After listening to an early iteration of The Marshall Mathers LP, Interscope boss Jimmy Iovine delivered some grim news: The record lacked a lead single. “I thought that the album was spectacular, but I thought they hadn’t taken it as far as they could,” Iovine remembered in a VH1 special. “They needed a song to introduce the album.” Dr. Dre agreed: “I knew we had a second or third single,” he acknowledged, “but we needed that big opener.” The pressure frustrated Eminem. “I can’t give you another ‘My Name Is,'” the rapper lamented. “I can’t just sit in there and make that magic happen.”

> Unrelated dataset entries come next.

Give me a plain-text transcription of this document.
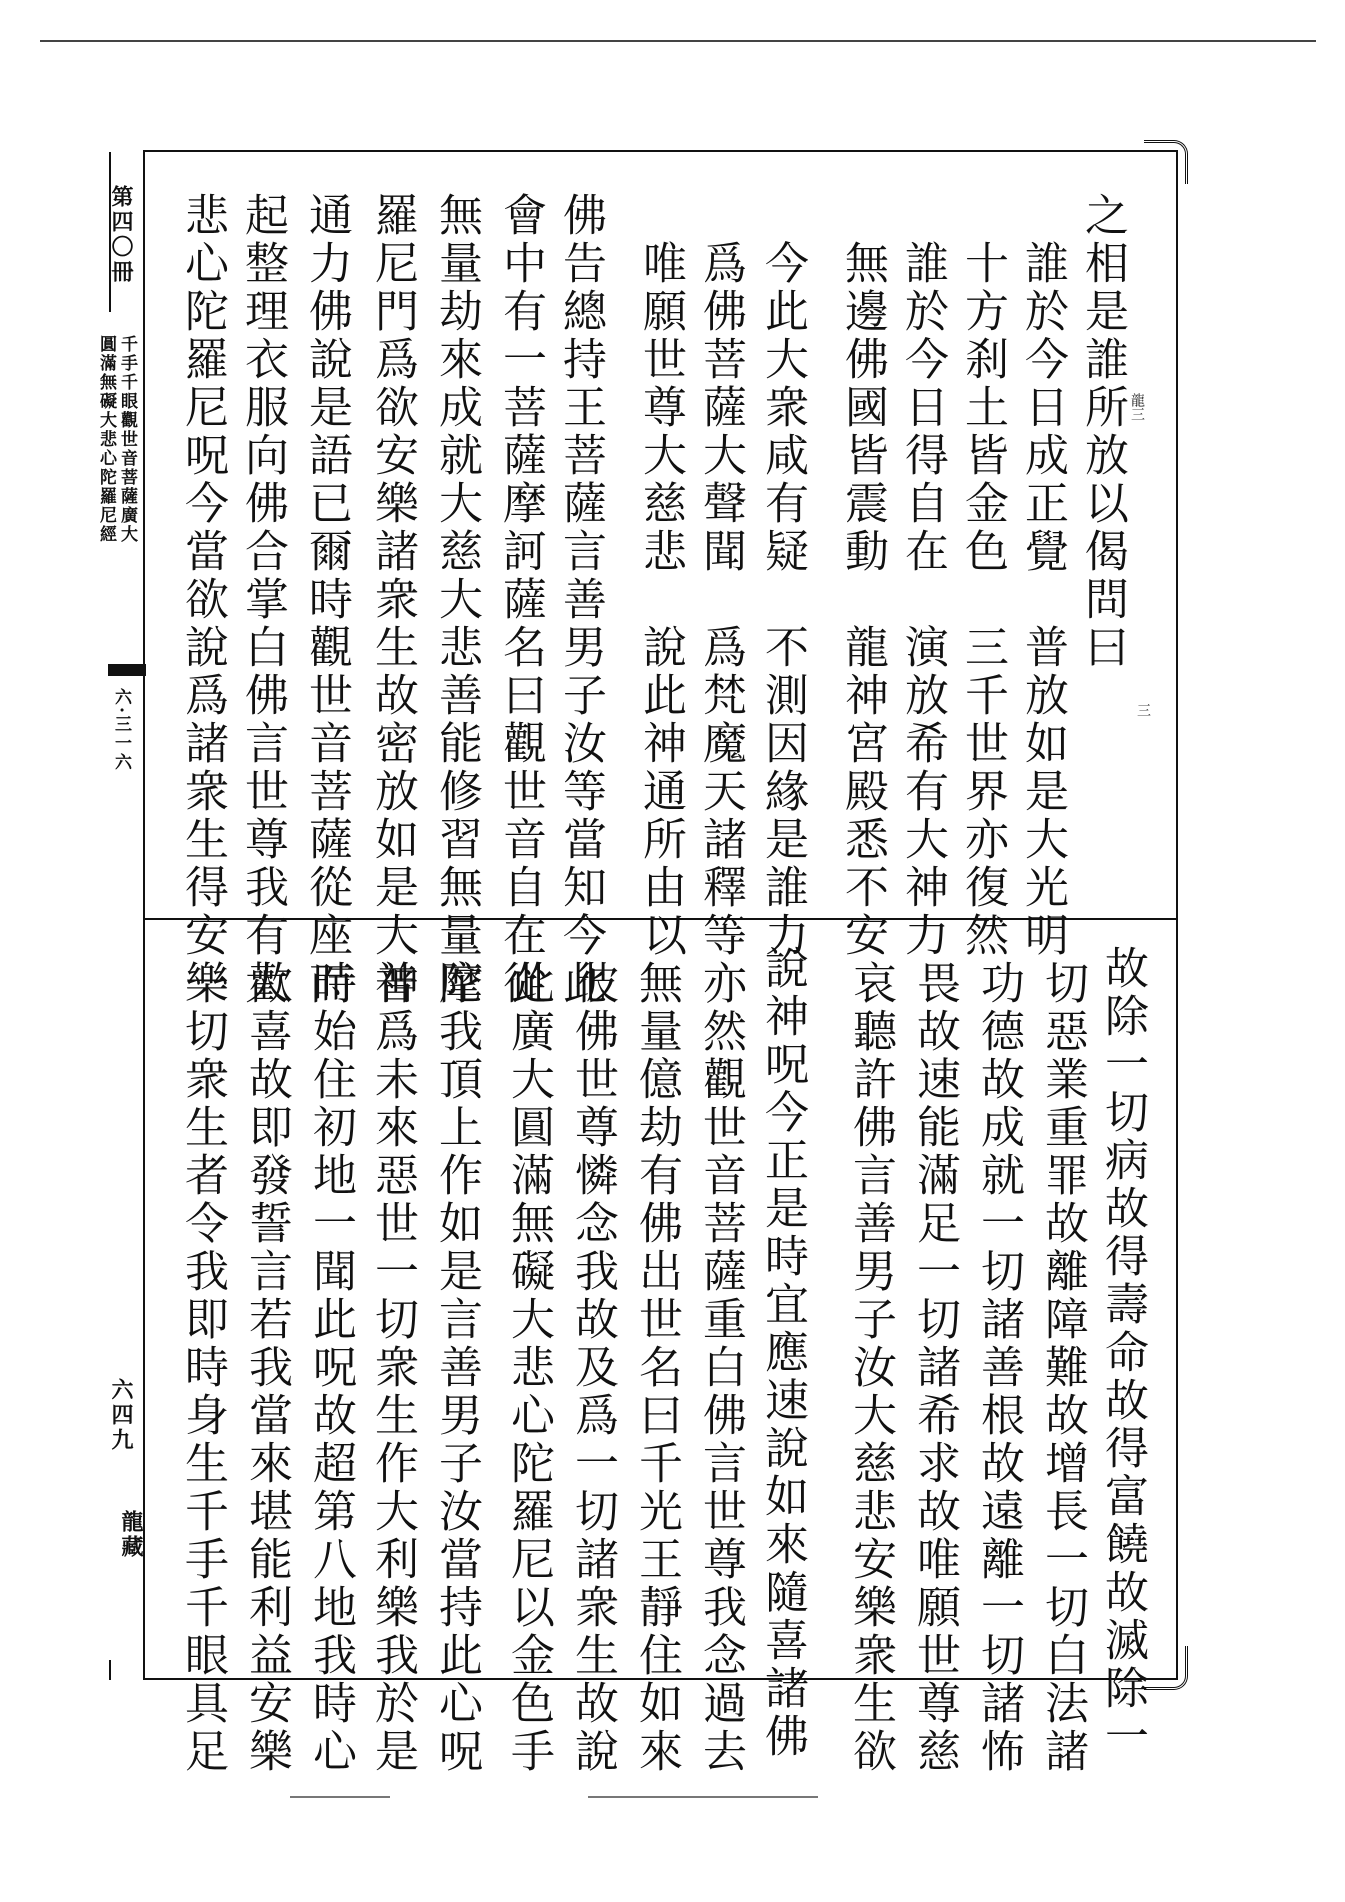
第四〇冊
千手千眼觀世音菩薩廣大
圓滿無礙大悲心陀羅尼經
六·三一六
六四九
龍藏
龍三
三
之相是誰所放以偈問曰
誰於今日成正覺　普放如是大光明
十方刹土皆金色　三千世界亦復然
誰於今日得自在　演放希有大神力
無邊佛國皆震動　龍神宮殿悉不安
今此大衆咸有疑　不測因緣是誰力
爲佛菩薩大聲聞　爲梵魔天諸釋等
唯願世尊大慈悲　說此神通所由以
佛告總持王菩薩言善男子汝等當知今此
會中有一菩薩摩訶薩名曰觀世音自在從
無量劫來成就大慈大悲善能修習無量陀
羅尼門爲欲安樂諸衆生故密放如是大神
通力佛說是語已爾時觀世音菩薩從座而
起整理衣服向佛合掌白佛言世尊我有大
悲心陀羅尼呪今當欲說爲諸衆生得安樂
故除一切病故得壽命故得富饒故滅除一
切惡業重罪故離障難故增長一切白法諸
功德故成就一切諸善根故遠離一切諸怖
畏故速能滿足一切諸希求故唯願世尊慈
哀聽許佛言善男子汝大慈悲安樂衆生欲
說神呪今正是時宜應速說如來隨喜諸佛
亦然觀世音菩薩重白佛言世尊我念過去
無量億劫有佛出世名曰千光王靜住如來
彼佛世尊憐念我故及爲一切諸衆生故說
此廣大圓滿無礙大悲心陀羅尼以金色手
摩我頂上作如是言善男子汝當持此心呪
普爲未來惡世一切衆生作大利樂我於是
時始住初地一聞此呪故超第八地我時心
歡喜故即發誓言若我當來堪能利益安樂
一切衆生者令我即時身生千手千眼具足
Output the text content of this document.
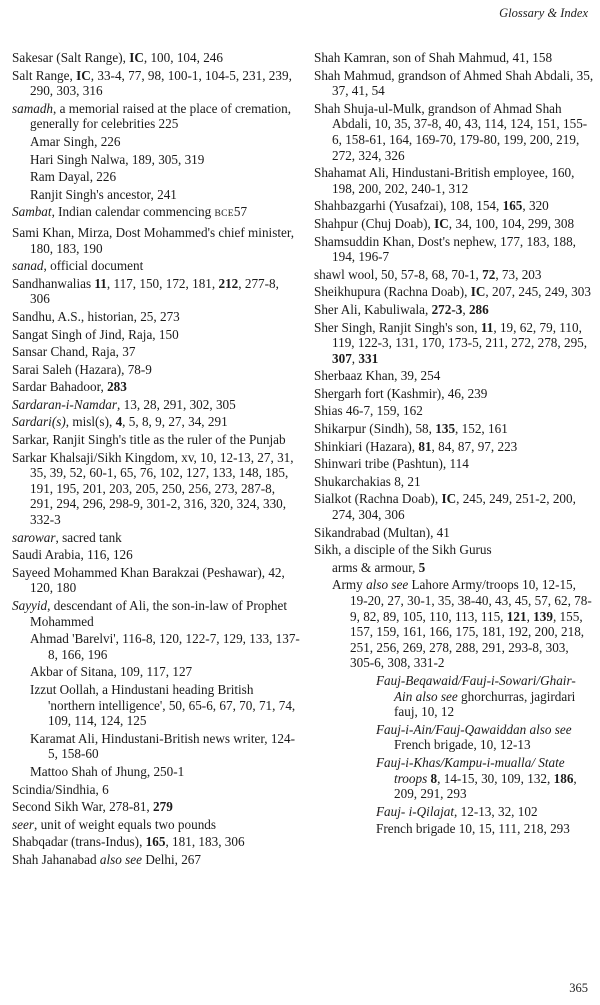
Glossary & Index
Sakesar (Salt Range), IC, 100, 104, 246
Salt Range, IC, 33-4, 77, 98, 100-1, 104-5, 231, 239, 290, 303, 316
samadh, a memorial raised at the place of cremation, generally for celebrities 225
Amar Singh, 226
Hari Singh Nalwa, 189, 305, 319
Ram Dayal, 226
Ranjit Singh's ancestor, 241
Sambat, Indian calendar commencing BCE57
Sami Khan, Mirza, Dost Mohammed's chief minister, 180, 183, 190
sanad, official document
Sandhanwalias 11, 117, 150, 172, 181, 212, 277-8, 306
Sandhu, A.S., historian, 25, 273
Sangat Singh of Jind, Raja, 150
Sansar Chand, Raja, 37
Sarai Saleh (Hazara), 78-9
Sardar Bahadoor, 283
Sardaran-i-Namdar, 13, 28, 291, 302, 305
Sardari(s), misl(s), 4, 5, 8, 9, 27, 34, 291
Sarkar, Ranjit Singh's title as the ruler of the Punjab
Sarkar Khalsaji/Sikh Kingdom, xv, 10, 12-13, 27, 31, 35, 39, 52, 60-1, 65, 76, 102, 127, 133, 148, 185, 191, 195, 201, 203, 205, 250, 256, 273, 287-8, 291, 294, 296, 298-9, 301-2, 316, 320, 324, 330, 332-3
sarowar, sacred tank
Saudi Arabia, 116, 126
Sayeed Mohammed Khan Barakzai (Peshawar), 42, 120, 180
Sayyid, descendant of Ali, the son-in-law of Prophet Mohammed
Ahmad 'Barelvi', 116-8, 120, 122-7, 129, 133, 137-8, 166, 196
Akbar of Sitana, 109, 117, 127
Izzut Oollah, a Hindustani heading British 'northern intelligence', 50, 65-6, 67, 70, 71, 74, 109, 114, 124, 125
Karamat Ali, Hindustani-British news writer, 124-5, 158-60
Mattoo Shah of Jhung, 250-1
Scindia/Sindhia, 6
Second Sikh War, 278-81, 279
seer, unit of weight equals two pounds
Shabqadar (trans-Indus), 165, 181, 183, 306
Shah Jahanabad also see Delhi, 267
Shah Kamran, son of Shah Mahmud, 41, 158
Shah Mahmud, grandson of Ahmed Shah Abdali, 35, 37, 41, 54
Shah Shuja-ul-Mulk, grandson of Ahmad Shah Abdali, 10, 35, 37-8, 40, 43, 114, 124, 151, 155-6, 158-61, 164, 169-70, 179-80, 199, 200, 219, 272, 324, 326
Shahamat Ali, Hindustani-British employee, 160, 198, 200, 202, 240-1, 312
Shahbazgarhi (Yusafzai), 108, 154, 165, 320
Shahpur (Chuj Doab), IC, 34, 100, 104, 299, 308
Shamsuddin Khan, Dost's nephew, 177, 183, 188, 194, 196-7
shawl wool, 50, 57-8, 68, 70-1, 72, 73, 203
Sheikhupura (Rachna Doab), IC, 207, 245, 249, 303
Sher Ali, Kabuliwala, 272-3, 286
Sher Singh, Ranjit Singh's son, 11, 19, 62, 79, 110, 119, 122-3, 131, 170, 173-5, 211, 272, 278, 295, 307, 331
Sherbaaz Khan, 39, 254
Shergarh fort (Kashmir), 46, 239
Shias 46-7, 159, 162
Shikarpur (Sindh), 58, 135, 152, 161
Shinkiari (Hazara), 81, 84, 87, 97, 223
Shinwari tribe (Pashtun), 114
Shukarchakias 8, 21
Sialkot (Rachna Doab), IC, 245, 249, 251-2, 200, 274, 304, 306
Sikandrabad (Multan), 41
Sikh, a disciple of the Sikh Gurus
arms & armour, 5
Army also see Lahore Army/troops 10, 12-15, 19-20, 27, 30-1, 35, 38-40, 43, 45, 57, 62, 78-9, 82, 89, 105, 110, 113, 115, 121, 139, 155, 157, 159, 161, 166, 175, 181, 192, 200, 218, 251, 256, 269, 278, 288, 291, 293-8, 303, 305-6, 308, 331-2
Fauj-Beqawaid/Fauj-i-Sowari/Ghair-Ain also see ghorchurras, jagirdari fauj, 10, 12
Fauj-i-Ain/Fauj-Qawaiddan also see French brigade, 10, 12-13
Fauj-i-Khas/Kampu-i-mualla/ State troops 8, 14-15, 30, 109, 132, 186, 209, 291, 293
Fauj- i-Qilajat, 12-13, 32, 102
French brigade 10, 15, 111, 218, 293
365
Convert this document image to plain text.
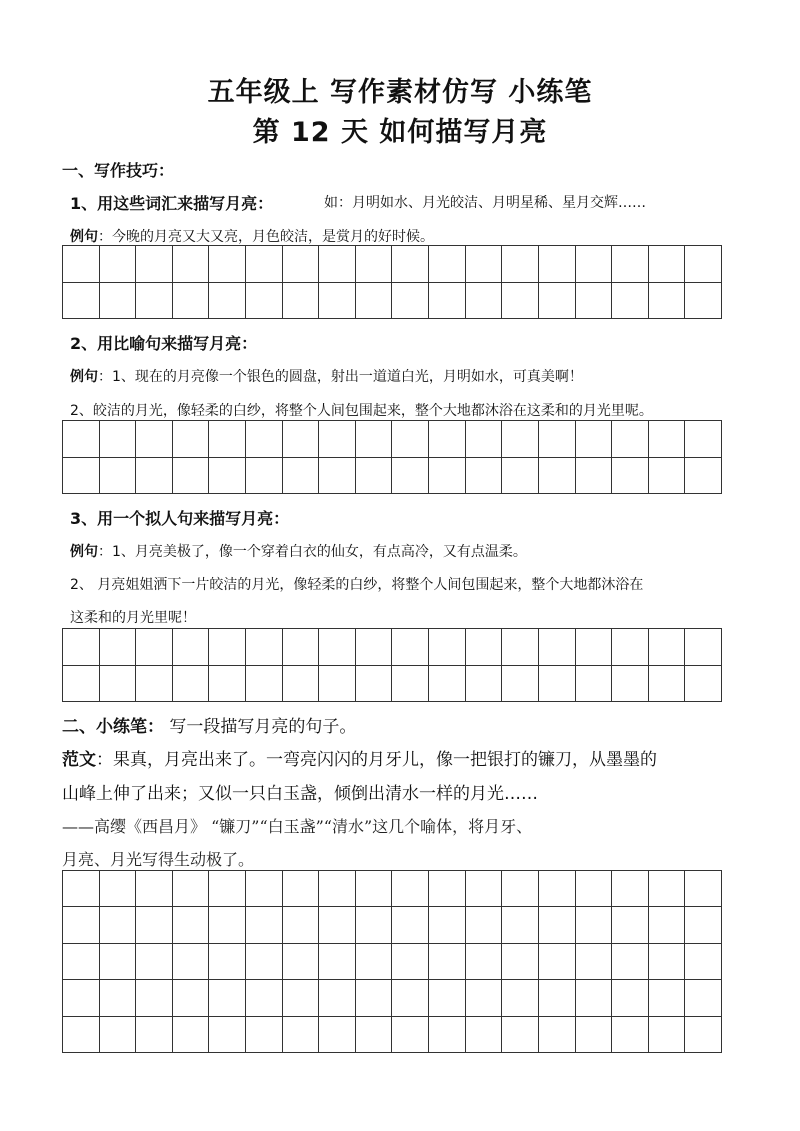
五年级上 写作素材仿写 小练笔
第 12 天 如何描写月亮
一、写作技巧：
1、用这些词汇来描写月亮：	如：月明如水、月光皎洁、月明星稀、星月交辉……
例句：今晚的月亮又大又亮，月色皎洁，是赏月的好时候。

2、用比喻句来描写月亮：
例句：1、现在的月亮像一个银色的圆盘，射出一道道白光，月明如水，可真美啊！
2、皎洁的月光，像轻柔的白纱，将整个人间包围起来，整个大地都沐浴在这柔和的月光里呢。

3、用一个拟人句来描写月亮：
例句：1、月亮美极了，像一个穿着白衣的仙女，有点高冷，又有点温柔。
2、 月亮姐姐洒下一片皎洁的月光，像轻柔的白纱，将整个人间包围起来，整个大地都沐浴在
这柔和的月光里呢！

二、小练笔： 写一段描写月亮的句子。
范文：果真，月亮出来了。一弯亮闪闪的月牙儿，像一把银打的镰刀，从墨墨的
山峰上伸了出来；又似一只白玉盏，倾倒出清水一样的月光……
——高缨《西昌月》 “镰刀”“白玉盏”“清水”这几个喻体，将月牙、
月亮、月光写得生动极了。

He didn’t come up with another “My Name Is”; instead, he topped it with “The Real Slim Shady,” which became Eminem’s biggest hit to date, reaching Number Four on the Hot 100. Though Eminem would soon transition into making somber world-beaters like “Lose Yourself” and “Cleanin’ Out My Closet,” “Real Slim Shady” is uproarious, with a carnivalesque synth line and a lyrical nod to a novelty track from Canadian comedian Tom Green. The rapper takes shots at everyone – pop stars, music critics, Will Smith, himself – but those freewheeling insults mask a unifying purpose: “I guess there’s a Slim Shady in all of us,” Eminem concludes. “Fuck it, let’s all stand up.”